Training pipeline (high level) Base MetricGAN+ (pretrained on English speech)
Fine‑tune on Malayalam noisy/clean pairs
Fine‑tune on Hindi / English with Indian accent
Fine‑tune on additional Indic data (Hindi, Malayalam, etc.)
Export final weights as best.model
All fine‑tuning scripts and experiments are in transfer_learning.ipynb.
📦 Backend – app.py app.py is a FastAPI application that:
Loads the final speech enhancement model (best.model)
Exposes an /enhance endpoint
Accepts a noisy WAV file upload
Returns the enhanced WAV bytes
How it works Client uploads a .wav file to /enhance
Backend saves it temporarily
Model enhances the audio (denoising / dereverberation)
Backend sends back a cleaned .wav file
You can also add health/info endpoints (e.g. /, /model-info) to inspect model status and metadata.
🌐 Frontend – front.html front.html is a simple web page that:
Lets the user select a WAV file
Sends it to the FastAPI /enhance endpoint
Lets the user download or play back the enhanced result
Typical flow:
Open front.html in a browser
Choose a noisy audio file (Hindi/Malayalam/English with Indian accent)
Click Enhance
Listen to or download the cleaned audio
This makes the demo highly intuitive for judges and users.

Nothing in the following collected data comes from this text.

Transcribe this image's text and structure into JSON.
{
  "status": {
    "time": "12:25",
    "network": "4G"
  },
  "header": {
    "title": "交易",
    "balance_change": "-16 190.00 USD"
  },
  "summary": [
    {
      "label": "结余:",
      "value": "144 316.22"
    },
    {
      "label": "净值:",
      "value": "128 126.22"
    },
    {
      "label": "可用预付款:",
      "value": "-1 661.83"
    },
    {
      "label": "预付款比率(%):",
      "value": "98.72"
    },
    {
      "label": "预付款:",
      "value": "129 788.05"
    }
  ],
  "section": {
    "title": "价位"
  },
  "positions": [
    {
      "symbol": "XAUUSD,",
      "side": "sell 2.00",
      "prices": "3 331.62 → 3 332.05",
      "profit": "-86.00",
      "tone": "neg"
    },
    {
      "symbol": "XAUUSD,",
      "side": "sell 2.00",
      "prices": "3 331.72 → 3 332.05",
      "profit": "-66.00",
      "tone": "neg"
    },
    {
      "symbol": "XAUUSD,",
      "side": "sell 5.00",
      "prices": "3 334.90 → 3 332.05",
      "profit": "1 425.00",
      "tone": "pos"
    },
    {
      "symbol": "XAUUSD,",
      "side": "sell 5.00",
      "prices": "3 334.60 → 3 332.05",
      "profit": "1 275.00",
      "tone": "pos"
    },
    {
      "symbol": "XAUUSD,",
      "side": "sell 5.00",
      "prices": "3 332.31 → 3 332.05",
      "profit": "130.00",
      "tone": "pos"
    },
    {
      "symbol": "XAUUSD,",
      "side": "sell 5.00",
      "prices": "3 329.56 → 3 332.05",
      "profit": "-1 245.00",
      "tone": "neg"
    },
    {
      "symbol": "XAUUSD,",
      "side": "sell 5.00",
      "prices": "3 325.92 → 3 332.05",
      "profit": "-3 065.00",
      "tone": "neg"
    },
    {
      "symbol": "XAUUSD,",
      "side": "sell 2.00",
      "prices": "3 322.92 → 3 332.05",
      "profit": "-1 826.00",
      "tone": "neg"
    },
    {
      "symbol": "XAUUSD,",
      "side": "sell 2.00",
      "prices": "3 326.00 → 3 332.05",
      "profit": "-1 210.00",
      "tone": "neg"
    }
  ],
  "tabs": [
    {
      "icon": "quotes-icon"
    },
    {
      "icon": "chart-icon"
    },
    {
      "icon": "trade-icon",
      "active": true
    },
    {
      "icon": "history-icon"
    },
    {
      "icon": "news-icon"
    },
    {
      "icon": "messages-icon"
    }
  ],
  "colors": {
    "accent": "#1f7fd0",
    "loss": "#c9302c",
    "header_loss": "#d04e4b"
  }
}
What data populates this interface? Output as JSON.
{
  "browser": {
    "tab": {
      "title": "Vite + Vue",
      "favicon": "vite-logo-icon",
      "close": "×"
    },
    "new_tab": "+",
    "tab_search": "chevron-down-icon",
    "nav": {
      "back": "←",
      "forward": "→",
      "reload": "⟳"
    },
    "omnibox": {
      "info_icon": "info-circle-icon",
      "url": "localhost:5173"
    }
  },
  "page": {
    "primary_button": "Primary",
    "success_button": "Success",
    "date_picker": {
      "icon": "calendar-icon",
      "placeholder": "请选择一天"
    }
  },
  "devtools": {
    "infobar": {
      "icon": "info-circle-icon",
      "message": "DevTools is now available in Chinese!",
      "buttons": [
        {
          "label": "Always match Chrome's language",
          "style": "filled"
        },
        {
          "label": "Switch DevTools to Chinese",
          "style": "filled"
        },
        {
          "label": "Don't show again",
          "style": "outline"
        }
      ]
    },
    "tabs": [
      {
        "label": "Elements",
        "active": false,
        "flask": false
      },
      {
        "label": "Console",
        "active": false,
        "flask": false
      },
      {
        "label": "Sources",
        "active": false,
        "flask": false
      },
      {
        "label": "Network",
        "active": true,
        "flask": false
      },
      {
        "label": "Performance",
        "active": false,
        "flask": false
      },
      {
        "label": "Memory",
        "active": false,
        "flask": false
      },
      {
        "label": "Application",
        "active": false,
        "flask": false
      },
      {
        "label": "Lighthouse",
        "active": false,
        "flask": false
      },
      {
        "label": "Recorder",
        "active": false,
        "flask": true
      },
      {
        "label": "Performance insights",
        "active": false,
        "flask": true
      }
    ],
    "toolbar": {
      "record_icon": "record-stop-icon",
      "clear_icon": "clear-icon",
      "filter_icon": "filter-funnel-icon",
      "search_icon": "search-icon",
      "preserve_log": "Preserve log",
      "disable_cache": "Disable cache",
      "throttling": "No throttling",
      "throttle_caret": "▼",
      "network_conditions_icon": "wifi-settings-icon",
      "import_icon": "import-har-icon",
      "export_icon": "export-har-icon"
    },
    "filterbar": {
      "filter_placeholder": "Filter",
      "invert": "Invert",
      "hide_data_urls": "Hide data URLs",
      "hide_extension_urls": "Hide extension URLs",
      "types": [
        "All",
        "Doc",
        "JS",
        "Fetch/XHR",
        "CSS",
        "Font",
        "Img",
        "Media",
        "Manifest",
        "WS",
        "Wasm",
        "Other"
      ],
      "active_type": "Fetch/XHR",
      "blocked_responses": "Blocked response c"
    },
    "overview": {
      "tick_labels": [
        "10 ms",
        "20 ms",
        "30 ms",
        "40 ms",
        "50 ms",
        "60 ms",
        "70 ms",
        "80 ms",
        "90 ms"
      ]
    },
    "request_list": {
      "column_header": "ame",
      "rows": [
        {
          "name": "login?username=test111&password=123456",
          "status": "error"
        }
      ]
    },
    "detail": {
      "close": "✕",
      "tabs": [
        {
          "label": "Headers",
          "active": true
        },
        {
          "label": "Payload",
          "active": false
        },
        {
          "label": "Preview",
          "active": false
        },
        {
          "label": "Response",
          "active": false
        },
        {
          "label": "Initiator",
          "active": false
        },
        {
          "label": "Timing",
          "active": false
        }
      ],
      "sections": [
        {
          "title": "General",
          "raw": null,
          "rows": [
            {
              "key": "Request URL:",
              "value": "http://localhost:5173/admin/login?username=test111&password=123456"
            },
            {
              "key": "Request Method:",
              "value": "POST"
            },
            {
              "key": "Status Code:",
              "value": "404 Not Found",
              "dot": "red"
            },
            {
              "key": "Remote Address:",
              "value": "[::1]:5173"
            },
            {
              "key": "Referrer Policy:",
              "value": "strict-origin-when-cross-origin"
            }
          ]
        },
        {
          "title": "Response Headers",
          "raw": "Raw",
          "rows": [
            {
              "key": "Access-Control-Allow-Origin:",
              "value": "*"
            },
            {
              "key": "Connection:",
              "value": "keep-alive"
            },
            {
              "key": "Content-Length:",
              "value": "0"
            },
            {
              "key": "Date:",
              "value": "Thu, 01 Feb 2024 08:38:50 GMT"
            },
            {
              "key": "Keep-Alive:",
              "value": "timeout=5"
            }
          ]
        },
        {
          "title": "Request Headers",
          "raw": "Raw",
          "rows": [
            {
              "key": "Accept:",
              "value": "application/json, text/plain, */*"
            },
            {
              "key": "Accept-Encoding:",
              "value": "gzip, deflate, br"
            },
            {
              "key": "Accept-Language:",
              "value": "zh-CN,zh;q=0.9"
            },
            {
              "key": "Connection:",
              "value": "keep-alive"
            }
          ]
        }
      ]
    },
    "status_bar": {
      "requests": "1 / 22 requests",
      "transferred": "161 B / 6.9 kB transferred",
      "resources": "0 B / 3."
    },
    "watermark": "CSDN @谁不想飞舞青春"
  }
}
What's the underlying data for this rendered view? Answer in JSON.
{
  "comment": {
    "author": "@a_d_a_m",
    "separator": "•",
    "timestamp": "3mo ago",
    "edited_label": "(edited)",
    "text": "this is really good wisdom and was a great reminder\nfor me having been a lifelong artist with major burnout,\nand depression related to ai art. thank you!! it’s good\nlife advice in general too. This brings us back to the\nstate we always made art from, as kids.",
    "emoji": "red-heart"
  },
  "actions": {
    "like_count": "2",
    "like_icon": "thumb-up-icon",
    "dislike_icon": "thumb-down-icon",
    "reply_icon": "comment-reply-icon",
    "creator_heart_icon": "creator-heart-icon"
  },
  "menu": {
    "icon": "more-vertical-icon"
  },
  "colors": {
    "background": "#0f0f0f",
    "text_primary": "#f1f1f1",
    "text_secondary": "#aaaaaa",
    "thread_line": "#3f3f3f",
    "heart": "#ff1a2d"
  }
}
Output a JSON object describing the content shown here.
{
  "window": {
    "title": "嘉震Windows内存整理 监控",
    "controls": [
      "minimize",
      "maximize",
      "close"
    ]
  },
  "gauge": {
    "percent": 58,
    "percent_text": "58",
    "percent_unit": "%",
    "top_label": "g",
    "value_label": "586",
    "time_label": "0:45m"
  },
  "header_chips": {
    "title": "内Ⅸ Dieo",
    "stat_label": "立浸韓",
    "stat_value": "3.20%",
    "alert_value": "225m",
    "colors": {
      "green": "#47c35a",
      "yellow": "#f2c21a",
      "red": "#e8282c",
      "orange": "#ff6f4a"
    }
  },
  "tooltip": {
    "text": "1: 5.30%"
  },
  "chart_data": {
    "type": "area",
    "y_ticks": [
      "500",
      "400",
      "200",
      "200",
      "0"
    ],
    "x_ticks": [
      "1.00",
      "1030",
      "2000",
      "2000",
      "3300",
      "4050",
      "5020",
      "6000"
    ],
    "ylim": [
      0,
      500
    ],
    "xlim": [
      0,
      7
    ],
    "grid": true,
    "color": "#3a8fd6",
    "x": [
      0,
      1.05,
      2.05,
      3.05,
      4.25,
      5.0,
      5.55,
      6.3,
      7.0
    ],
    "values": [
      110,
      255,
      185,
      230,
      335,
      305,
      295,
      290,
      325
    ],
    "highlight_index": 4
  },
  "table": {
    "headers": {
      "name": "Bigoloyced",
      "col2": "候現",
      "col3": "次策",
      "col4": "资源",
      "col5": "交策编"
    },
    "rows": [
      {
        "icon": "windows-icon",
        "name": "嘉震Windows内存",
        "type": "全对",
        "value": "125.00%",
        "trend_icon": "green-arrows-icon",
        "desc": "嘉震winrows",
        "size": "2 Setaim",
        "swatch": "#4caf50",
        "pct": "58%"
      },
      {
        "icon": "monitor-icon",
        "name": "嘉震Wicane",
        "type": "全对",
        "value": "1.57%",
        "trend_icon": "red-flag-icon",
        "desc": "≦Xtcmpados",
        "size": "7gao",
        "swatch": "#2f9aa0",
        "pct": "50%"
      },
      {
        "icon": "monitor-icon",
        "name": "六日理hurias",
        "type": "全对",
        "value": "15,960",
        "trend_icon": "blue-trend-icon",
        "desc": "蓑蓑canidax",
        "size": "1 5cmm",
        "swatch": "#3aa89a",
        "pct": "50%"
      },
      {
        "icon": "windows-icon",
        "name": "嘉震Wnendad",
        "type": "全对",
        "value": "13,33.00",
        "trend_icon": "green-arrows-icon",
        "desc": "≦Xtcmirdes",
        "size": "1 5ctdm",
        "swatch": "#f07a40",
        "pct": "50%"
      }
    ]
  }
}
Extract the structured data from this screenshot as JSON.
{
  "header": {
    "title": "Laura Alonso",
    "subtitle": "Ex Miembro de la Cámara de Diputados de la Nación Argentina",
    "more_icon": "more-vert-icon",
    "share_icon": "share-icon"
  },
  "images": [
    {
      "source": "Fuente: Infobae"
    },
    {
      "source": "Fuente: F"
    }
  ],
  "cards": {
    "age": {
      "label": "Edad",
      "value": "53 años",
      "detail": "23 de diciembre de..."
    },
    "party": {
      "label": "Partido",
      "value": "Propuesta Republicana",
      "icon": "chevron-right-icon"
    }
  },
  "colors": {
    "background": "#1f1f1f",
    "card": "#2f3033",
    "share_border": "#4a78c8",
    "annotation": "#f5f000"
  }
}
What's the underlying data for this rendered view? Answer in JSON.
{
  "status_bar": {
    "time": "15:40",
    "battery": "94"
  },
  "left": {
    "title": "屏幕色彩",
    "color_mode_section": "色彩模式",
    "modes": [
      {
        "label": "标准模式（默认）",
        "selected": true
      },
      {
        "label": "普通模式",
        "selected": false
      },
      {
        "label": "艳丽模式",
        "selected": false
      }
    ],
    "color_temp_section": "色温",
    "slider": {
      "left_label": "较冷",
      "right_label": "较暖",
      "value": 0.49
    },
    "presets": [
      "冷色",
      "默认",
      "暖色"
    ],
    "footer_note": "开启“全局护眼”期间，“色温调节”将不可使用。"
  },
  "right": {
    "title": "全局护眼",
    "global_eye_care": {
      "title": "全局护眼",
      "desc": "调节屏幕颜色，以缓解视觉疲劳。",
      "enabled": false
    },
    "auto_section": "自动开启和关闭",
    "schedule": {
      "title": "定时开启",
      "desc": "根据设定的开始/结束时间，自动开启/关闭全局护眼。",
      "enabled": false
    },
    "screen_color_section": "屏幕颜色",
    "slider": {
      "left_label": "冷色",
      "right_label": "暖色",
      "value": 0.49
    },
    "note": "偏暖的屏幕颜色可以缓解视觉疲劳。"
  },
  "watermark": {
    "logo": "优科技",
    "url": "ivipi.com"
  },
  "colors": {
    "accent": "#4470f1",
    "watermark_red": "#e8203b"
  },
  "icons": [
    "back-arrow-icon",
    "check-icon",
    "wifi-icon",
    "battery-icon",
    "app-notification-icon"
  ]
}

🧪 Example Audio Files There are two .wav files included:
noisy_*.wav – original noisy recording
enhanced_*.wav – output from our fine‑tuned model
Use these for:
Quick offline comparison
Presentations and demos
Before/after listening tests
📓 Training Code – transfer_learning.ipynb This Jupyter notebook contains the end‑to‑end training logic:
Dataset loading (noisy/clean pairs)
Resampling to 16 kHz
Padding and batching
Using MetricGAN+ from SpeechBrain as a base model
Transfer learning across Malayalam, Hindi, and Indian‑accent English
SI‑SNR‑based loss for perceptual quality
You can open this notebook to:
Reproduce training
Modify hyperparameters
Extend to new languages (e.g., Tamil, Telugu, etc.)
🖼️ Model Diagram – image.png image.png illustrates:
The high‑level architecture of the system (Frontend → FastAPI Backend → MetricGAN+ Model → Enhanced Audio)
Or the internal training flow (Noisy → Model → Clean)
Include this image in your slides or documentation for a quick visual explanation.
📚 Datasets Used We used Indian language speech datasets for fine‑tuning:
IIIT Voices (Indian accented speech) http://festvox.org/databases/iiit_voices/
Indic TTS (IIT Madras) – Indic language TTS databases https://www.iitm.ac.in/donlab/indictts/database
From these sources, we derived:
Noisy/clean paired audio for:
Hindi
Malayalam
English with Indian accent
Tamil
Augmented noisy versions for robustness (different noise types, SNRs)
Always check and comply with each dataset’s license/usage policy before using in production.